Armée russe : le géant rouillé
Avec 1 140 000 militaires dans le service actif et 2 000 000 réservistes, les Forces armées de la fédération de Russie sont la quatrième plus grande armée du monde, pour un budget estimé à 70 milliards de dollars en 2008. Pour autant, selon l'attaché militaire français de l'ambassade de France à Moscou, cette armée a du mal à se comparer avec les forces armée occidentales.

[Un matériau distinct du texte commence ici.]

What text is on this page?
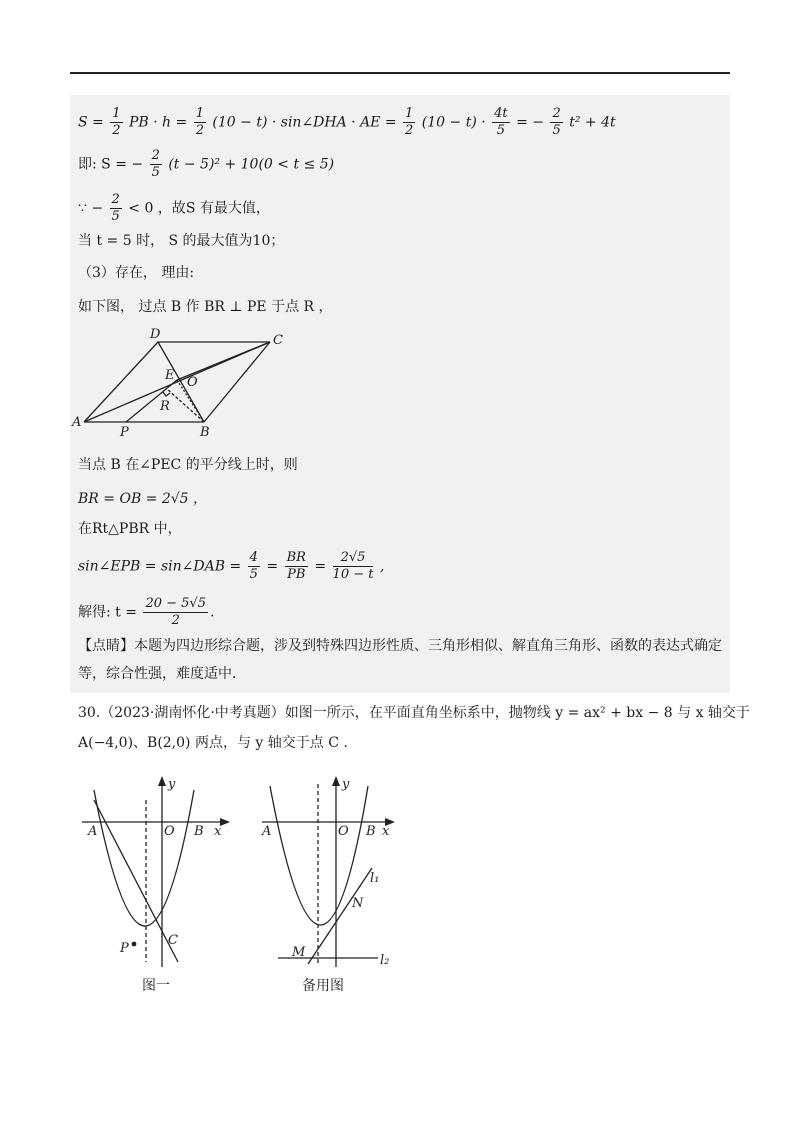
$S = \frac{1}{2}$ PB · $h = \frac{1}{2} (10 - t)$ · sin∠DHA · AE = $\frac{1}{2} (10 - t) \cdot \frac{4t}{5}$ = − $\frac{2}{5} t^2 + 4t$
即: S = − $\frac{2}{5} (t - 5)^2 + 10(0 < t \le 5)$
∵ − $\frac{2}{5} < 0$ ，故S 有最大值，
当 t = 5 时， S 的最大值为10；
（3）存在， 理由:
如下图， 过点 B 作 BR ⊥ PE 于点 R ，
D	C
E O
R
A
P	B
当点 B 在∠PEC 的平分线上时，则
BR = OB = 2√5 ，
在Rt△PBR 中，
sin∠EPB = sin∠DAB = $\frac{4}{5} = \frac{BR}{PB} = \frac{2√5}{10 - t}$ ,
解得: $t = \frac{20 - 5√5}{2}$ .
【点睛】本题为四边形综合题，涉及到特殊四边形性质、三角形相似、解直角三角形、函数的表达式确定等，综合性强，难度适中．
30.（2023·湖南怀化·中考真题）如图一所示，在平面直角坐标系中，抛物线 y = ax² + bx − 8 与 x 轴交于
A(−4,0)、B(2,0) 两点，与 y 轴交于点 C .
y
A	O B x
P
C
图一
y
A	O B x
l₁
N
M
l₂
备用图
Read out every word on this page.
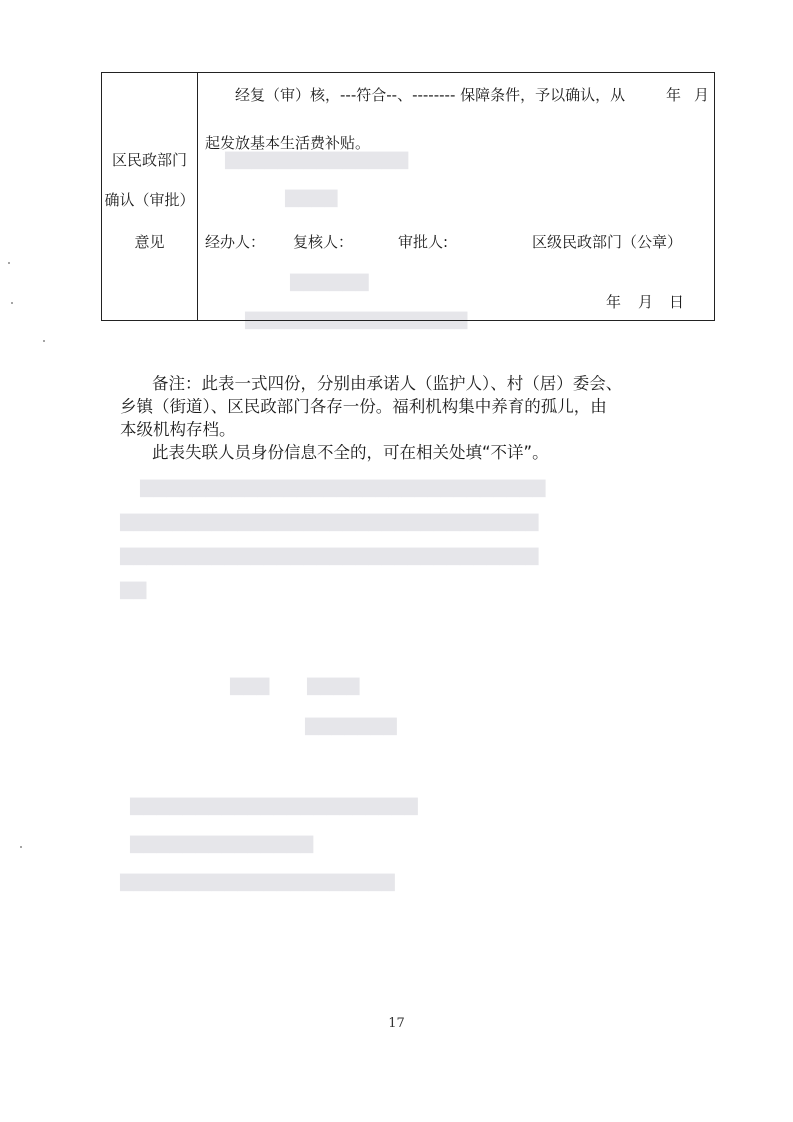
▇▇▇▇▇▇▇▇▇▇▇▇▇▇
▇▇▇▇
▇▇▇▇▇▇
▇▇▇▇▇▇▇▇▇▇▇▇▇▇▇▇▇
▇▇▇▇▇▇▇▇▇▇▇▇▇▇▇▇▇▇▇▇▇▇▇▇▇▇▇▇▇▇▇
▇▇▇▇▇▇▇▇▇▇▇▇▇▇▇▇▇▇▇▇▇▇▇▇▇▇▇▇▇▇▇▇
▇▇▇▇▇▇▇▇▇▇▇▇▇▇▇▇▇▇▇▇▇▇▇▇▇▇▇▇▇▇▇▇
▇▇
▇▇▇       ▇▇▇▇
▇▇▇▇▇▇▇
▇▇▇▇▇▇▇▇▇▇▇▇▇▇▇▇▇▇▇▇▇▇
▇▇▇▇▇▇▇▇▇▇▇▇▇▇
▇▇▇▇▇▇▇▇▇▇▇▇▇▇▇▇▇▇▇▇▇
区民政部门
确认（审批）
意见
经复（审）核，---符合--、-------- 保障条件，予以确认，从	年 月
起发放基本生活费补贴。
经办人： 复核人：	审批人:	区级民政部门（公章）
年 月 日

备注：此表一式四份，分别由承诺人（监护人）、村（居）委会、

乡镇（街道）、区民政部门各存一份。福利机构集中养育的孤儿，由

本级机构存档。

此表失联人员身份信息不全的，可在相关处填“不详”。

17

L'actuelle armée russe, formée en 1992, est l'héritière de l'ancienne Armée rouge, puis Armée soviétique (de 1922 à 1991, année de la dislocation de l'URSS). Elle a hérité de l'armement et de l'équipement de l'armée soviétique située sur le territoire russe, ainsi que de la totalité de l'arsenal nucléaire soviétique qui lui a été transféré par le Kazakhstan, l'Ukraine et la Biélorussie.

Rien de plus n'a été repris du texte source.